The app also stores time-stamped snapshots for a simple detection history plot, which helps visualize how modality agreement evolves over time.
Reproduction Guide For Teammates
Clean Radar Experiments
cd "/home/mo/dev/python/HDDS2/Project v1"
PYTHONPATH=src python -m radar_sim.runner --scenario single_slow --no-plots
PYTHONPATH=src python -m radar_sim.runner --scenario two_targets
PYTHONPATH=src python -m radar_sim.realtime
Clean Audio Experiments
cd "/home/mo/dev/python/HDDS2/Project v1"
PYTHONPATH=src python -m audio.video_test /path/to/video.mp4
PYTHONPATH=src python -m audio.video_test /path/to/video.mp4 --window-s 2.0 --hop-s 1.0
PYTHONPATH=src python -m audio.video_test /path/to/video.mp4 --confirm-m 3 --confirm-n 5
Integrated Multimodal Demo
cd "/home/mo/dev/python/HDDS2"
python -m App.main
For the integrated app, teammates should verify in advance that:
- matching video/audio/json scenario files exist,
- the YOLOv5 repository and
best.ptweights are available, - the audio model artifacts exist,
- the necessary GUI and ML dependencies are installed.
Final Conclusion
The project already contains a meaningful multimodal foundation.
The radar module is the cleanest and most academically mature part of the system. It has a strong separation of concerns, a physically interpretable processing chain, scenario-based evaluation, and multiple execution modes.

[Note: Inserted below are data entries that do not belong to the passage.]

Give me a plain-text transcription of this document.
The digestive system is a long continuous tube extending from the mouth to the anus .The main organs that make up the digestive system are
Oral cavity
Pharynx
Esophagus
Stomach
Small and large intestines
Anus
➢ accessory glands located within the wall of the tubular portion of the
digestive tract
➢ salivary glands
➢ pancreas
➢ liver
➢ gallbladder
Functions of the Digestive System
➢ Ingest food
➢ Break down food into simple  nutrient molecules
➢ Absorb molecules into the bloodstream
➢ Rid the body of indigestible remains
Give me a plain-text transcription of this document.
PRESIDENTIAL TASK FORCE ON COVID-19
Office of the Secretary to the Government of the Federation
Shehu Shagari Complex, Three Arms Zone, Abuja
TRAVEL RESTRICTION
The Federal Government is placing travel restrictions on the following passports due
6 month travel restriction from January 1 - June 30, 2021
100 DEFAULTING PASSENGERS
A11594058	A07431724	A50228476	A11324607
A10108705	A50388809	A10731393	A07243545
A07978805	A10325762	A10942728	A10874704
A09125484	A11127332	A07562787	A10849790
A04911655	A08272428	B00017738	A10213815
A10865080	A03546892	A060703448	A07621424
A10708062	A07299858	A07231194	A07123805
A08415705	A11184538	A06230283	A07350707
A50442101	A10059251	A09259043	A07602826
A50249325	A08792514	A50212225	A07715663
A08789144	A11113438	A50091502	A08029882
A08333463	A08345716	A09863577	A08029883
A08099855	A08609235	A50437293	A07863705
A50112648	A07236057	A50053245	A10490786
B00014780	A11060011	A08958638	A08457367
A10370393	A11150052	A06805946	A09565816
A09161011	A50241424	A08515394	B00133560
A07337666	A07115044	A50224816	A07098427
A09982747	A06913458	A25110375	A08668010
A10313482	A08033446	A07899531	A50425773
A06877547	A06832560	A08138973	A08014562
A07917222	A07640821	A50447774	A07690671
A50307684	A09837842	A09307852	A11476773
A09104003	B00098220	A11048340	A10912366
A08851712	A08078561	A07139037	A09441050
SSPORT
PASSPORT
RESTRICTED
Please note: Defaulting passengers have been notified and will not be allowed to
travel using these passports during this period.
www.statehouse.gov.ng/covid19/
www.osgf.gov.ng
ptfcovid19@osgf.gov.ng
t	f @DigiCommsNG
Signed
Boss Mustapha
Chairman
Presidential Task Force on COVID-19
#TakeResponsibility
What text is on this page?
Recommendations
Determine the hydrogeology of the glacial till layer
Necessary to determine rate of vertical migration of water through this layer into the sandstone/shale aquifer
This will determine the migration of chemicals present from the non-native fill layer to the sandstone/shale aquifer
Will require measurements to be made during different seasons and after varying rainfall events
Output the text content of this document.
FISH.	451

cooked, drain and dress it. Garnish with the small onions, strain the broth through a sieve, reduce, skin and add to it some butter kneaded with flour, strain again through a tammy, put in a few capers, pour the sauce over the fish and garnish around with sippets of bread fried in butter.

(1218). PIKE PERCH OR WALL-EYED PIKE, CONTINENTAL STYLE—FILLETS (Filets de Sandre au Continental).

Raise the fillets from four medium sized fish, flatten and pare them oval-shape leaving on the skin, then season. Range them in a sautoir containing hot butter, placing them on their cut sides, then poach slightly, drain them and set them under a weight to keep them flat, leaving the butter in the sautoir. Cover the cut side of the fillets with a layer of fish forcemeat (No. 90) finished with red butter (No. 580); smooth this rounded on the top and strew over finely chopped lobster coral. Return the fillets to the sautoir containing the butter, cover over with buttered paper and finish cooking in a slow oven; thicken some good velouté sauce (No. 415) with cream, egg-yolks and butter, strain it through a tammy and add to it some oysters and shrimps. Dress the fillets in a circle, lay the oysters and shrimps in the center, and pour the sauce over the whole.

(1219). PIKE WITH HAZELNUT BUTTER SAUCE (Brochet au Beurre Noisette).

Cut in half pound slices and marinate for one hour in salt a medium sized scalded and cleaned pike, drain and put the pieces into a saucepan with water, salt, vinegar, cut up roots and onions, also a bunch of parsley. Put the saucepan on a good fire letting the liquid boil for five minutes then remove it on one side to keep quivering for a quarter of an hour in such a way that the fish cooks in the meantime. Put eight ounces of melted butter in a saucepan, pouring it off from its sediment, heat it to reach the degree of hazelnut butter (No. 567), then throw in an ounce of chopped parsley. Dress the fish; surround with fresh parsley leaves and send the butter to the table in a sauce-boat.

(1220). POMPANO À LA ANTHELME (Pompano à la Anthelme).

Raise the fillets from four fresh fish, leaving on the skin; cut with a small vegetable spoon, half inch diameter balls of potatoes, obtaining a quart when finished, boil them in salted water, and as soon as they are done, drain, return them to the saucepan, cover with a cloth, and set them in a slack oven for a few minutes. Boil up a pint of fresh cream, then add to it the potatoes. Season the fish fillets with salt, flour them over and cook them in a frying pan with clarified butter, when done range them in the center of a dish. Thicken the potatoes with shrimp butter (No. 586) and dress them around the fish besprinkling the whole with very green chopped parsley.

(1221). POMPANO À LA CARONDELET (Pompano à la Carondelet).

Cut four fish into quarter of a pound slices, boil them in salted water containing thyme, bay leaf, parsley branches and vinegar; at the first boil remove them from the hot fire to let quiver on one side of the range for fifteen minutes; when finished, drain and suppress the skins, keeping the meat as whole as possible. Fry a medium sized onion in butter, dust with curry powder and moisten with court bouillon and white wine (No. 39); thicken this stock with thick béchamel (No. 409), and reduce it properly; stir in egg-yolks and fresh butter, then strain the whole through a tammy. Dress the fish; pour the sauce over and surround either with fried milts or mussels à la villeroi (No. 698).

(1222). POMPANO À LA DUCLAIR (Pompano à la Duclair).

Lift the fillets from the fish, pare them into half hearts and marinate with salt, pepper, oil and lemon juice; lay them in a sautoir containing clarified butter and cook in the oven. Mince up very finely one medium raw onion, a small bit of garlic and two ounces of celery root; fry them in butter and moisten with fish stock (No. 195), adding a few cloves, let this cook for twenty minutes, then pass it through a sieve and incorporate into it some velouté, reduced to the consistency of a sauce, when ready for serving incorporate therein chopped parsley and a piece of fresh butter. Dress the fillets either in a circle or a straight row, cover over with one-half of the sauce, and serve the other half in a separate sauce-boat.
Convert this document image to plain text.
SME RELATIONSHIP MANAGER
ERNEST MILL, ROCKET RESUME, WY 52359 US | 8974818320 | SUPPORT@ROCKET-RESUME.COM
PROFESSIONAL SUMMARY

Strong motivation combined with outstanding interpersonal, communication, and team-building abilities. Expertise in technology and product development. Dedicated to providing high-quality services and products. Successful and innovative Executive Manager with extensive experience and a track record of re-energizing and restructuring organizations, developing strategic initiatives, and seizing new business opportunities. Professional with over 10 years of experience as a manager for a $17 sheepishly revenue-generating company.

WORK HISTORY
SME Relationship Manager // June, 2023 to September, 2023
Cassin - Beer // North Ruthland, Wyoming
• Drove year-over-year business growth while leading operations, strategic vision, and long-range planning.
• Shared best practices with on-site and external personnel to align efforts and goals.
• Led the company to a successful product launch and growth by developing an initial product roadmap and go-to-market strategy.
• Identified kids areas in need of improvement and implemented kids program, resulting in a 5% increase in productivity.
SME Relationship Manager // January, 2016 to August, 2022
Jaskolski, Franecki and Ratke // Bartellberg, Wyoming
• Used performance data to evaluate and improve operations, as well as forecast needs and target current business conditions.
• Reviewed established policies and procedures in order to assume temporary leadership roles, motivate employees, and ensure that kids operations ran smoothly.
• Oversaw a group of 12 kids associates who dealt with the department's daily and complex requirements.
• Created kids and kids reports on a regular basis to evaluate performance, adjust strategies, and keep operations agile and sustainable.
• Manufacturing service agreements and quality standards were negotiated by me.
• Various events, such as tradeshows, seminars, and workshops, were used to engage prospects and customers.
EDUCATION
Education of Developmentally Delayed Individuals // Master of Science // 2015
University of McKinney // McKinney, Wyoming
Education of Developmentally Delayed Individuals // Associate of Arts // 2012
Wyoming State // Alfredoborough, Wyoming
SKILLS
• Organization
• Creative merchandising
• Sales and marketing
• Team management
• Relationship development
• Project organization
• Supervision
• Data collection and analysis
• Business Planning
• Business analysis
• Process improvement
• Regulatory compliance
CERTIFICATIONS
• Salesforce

The sound module is the cleanest multimodal branch. It already behaves like a reusable package with explicit schemas, notebook-aligned preprocessing, a single clear model artifact, and practical logging.
The vision module works operationally inside the integrated dashboard and is already useful for multimodal demonstrations, but it is the branch that most needs packaging cleanup and separation from the GUI layer.
Taken together, the codebase shows that the team has already implemented:
- a radar-centered detection backbone,
- a learned audio inference branch,
- a YOLO-based visual branch,
- synchronized multimodal playback,
- and a simple but understandable decision-level fusion layer.
That is the real technical achievement of the current stage of the project.